Pengenaan cukai pada MBDK diatur dalam Peraturan Pemerintah (PP) Nomor 28 Tahun 2024, yang merupakan implementasi dari Undang-Undang Nomor 17 Tahun 2023 tentang Kesehatan. Dalam rangka penerapan ini, BAKN DPR mengusulkan tarif cukai sebesar 2,5 persen. 

Di sisi lain, pemerintah menawarkan tarif yang lebih spesifik, yaitu Rp1.500 per liter untuk minuman berpemanis seperti minuman ringan, teh, dan minuman energi, serta Rp2.500 per liter untuk minuman dari konsentrat atau ekstrak seperti sirup.

“Tapi, kemudian pemerintah itu merancang aturan mengenai jenisnya, jadi minuman berpemanis dalam kemasan seperti minuman ringan, teh kemasan, dan minuman energi itu adalah Rp1.500 per liternya,” terang Telisa, dalam keterangan resmi di Jakarta, dikutip Jumat, 20 Desember 2024.

Tujuan Penerapan Cukai

Telisa menjelaskan bahwa penerapan cukai pada MBDK bertujuan utama untuk menekan prevalensi diabetes, yang menjadi penyebab kematian nomor dua di Indonesia. Kebijakan ini diharapkan dapat mendorong masyarakat, terutama generasi muda, untuk mengurangi konsumsi minuman manis yang berisiko bagi kesehatan.

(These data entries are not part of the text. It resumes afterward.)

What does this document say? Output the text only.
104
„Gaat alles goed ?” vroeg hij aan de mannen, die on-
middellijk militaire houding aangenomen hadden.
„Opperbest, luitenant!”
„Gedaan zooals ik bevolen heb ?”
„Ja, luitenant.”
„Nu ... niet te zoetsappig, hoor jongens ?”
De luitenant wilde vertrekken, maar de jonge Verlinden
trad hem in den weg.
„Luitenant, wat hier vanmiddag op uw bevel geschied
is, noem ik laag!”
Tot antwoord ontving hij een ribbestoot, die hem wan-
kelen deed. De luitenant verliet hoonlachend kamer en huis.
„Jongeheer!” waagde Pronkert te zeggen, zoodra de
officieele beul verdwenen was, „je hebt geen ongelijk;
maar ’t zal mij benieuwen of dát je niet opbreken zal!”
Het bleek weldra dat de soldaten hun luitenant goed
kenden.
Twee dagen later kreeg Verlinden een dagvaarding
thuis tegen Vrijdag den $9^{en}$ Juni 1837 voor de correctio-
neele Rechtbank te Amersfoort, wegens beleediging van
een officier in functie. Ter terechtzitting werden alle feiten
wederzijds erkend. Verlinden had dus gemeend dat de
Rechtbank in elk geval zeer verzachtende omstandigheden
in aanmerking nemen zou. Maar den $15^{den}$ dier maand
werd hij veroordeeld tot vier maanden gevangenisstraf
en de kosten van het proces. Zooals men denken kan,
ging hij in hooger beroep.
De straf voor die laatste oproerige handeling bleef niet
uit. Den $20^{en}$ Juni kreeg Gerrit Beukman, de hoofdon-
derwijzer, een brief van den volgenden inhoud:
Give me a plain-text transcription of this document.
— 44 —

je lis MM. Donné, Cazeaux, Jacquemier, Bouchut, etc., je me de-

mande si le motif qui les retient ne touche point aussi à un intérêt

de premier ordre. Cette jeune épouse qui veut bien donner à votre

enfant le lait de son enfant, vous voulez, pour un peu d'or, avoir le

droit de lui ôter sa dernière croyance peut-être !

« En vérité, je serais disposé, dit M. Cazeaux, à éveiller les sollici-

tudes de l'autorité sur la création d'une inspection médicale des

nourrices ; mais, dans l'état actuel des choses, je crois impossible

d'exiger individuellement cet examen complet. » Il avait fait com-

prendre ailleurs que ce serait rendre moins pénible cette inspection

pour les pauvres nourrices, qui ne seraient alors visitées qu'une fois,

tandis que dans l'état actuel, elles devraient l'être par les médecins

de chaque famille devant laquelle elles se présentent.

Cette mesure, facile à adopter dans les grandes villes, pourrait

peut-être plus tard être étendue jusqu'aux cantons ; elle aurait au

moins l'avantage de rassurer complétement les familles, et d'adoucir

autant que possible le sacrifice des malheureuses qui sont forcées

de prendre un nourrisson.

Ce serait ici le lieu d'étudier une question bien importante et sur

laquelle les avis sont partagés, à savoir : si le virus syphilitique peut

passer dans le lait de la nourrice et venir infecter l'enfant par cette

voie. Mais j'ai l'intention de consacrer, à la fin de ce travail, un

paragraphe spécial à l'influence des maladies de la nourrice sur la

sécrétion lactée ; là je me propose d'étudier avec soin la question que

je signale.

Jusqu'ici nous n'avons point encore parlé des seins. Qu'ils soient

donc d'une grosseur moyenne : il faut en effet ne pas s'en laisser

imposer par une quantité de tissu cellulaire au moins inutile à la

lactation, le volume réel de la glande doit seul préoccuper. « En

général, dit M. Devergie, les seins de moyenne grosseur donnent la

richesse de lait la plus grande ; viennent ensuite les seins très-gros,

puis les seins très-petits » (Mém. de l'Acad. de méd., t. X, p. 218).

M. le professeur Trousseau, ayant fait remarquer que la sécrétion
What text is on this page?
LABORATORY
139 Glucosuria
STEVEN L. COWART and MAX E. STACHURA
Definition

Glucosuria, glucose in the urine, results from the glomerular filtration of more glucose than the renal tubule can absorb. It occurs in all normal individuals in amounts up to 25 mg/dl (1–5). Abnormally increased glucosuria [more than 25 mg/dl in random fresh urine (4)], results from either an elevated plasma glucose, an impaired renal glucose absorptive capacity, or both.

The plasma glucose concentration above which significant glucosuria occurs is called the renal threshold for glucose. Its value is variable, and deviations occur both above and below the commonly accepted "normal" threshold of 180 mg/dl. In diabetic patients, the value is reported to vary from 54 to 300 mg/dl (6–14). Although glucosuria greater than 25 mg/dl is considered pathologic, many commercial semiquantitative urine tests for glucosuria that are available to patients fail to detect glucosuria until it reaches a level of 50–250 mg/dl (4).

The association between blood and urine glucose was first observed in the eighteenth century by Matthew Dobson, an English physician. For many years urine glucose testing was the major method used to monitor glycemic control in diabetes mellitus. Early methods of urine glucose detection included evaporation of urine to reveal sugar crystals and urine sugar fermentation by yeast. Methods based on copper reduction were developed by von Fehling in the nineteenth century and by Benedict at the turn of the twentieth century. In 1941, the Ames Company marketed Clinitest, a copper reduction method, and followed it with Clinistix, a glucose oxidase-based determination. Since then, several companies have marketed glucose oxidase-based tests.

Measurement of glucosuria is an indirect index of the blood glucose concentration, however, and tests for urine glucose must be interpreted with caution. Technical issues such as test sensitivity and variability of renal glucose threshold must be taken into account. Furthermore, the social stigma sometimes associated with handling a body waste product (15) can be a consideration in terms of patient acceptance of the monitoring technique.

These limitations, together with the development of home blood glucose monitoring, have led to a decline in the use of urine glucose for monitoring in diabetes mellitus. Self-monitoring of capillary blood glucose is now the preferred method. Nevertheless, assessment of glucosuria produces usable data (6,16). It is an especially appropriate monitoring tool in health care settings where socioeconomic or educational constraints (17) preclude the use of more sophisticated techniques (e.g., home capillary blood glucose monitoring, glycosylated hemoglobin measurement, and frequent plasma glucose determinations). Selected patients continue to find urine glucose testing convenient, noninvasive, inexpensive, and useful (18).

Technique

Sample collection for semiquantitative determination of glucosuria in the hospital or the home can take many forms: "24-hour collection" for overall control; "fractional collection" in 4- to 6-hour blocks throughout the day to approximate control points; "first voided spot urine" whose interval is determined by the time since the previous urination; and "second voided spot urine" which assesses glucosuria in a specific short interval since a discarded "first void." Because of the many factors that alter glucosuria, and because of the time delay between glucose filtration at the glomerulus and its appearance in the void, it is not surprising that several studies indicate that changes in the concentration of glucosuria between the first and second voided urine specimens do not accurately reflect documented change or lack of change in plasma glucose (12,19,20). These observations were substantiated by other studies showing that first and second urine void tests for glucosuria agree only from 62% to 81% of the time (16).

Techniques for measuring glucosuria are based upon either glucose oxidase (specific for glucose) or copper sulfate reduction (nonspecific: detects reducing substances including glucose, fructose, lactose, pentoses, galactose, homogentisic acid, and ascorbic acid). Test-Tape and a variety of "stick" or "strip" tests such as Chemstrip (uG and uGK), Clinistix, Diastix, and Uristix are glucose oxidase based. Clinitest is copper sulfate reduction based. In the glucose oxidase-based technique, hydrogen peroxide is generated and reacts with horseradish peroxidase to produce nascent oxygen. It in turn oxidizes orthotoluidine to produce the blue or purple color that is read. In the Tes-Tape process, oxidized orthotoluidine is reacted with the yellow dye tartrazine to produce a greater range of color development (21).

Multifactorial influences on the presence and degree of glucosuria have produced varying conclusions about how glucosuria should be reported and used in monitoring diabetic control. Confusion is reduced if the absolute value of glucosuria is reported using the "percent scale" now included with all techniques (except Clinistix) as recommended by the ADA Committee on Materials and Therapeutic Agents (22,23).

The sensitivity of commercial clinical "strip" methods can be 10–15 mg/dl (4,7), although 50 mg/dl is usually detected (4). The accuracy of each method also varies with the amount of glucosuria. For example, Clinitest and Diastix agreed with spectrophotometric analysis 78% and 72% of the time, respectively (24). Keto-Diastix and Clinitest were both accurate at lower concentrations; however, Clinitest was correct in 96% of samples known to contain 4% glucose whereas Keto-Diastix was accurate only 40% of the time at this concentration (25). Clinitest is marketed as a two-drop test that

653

Selain aspek kesehatan, cukai ini juga menjadi instrumen strategis dalam upaya pemerintah meningkatkan penerimaan negara. Dengan potensi pendapatan tambahan yang signifikan, kebijakan ini diharapkan mampu mendukung program-program prioritas di bidang kesehatan dan kesejahteraan masyarakat.

Telisa menekankan pentingnya penetapan waktu penerapan cukai secara jelas dan terencana. Kepastian ini diperlukan agar produsen dan pelaku industri dapat mempersiapkan langkah-langkah yang diperlukan untuk menyesuaikan proses produksi dengan regulasi baru. 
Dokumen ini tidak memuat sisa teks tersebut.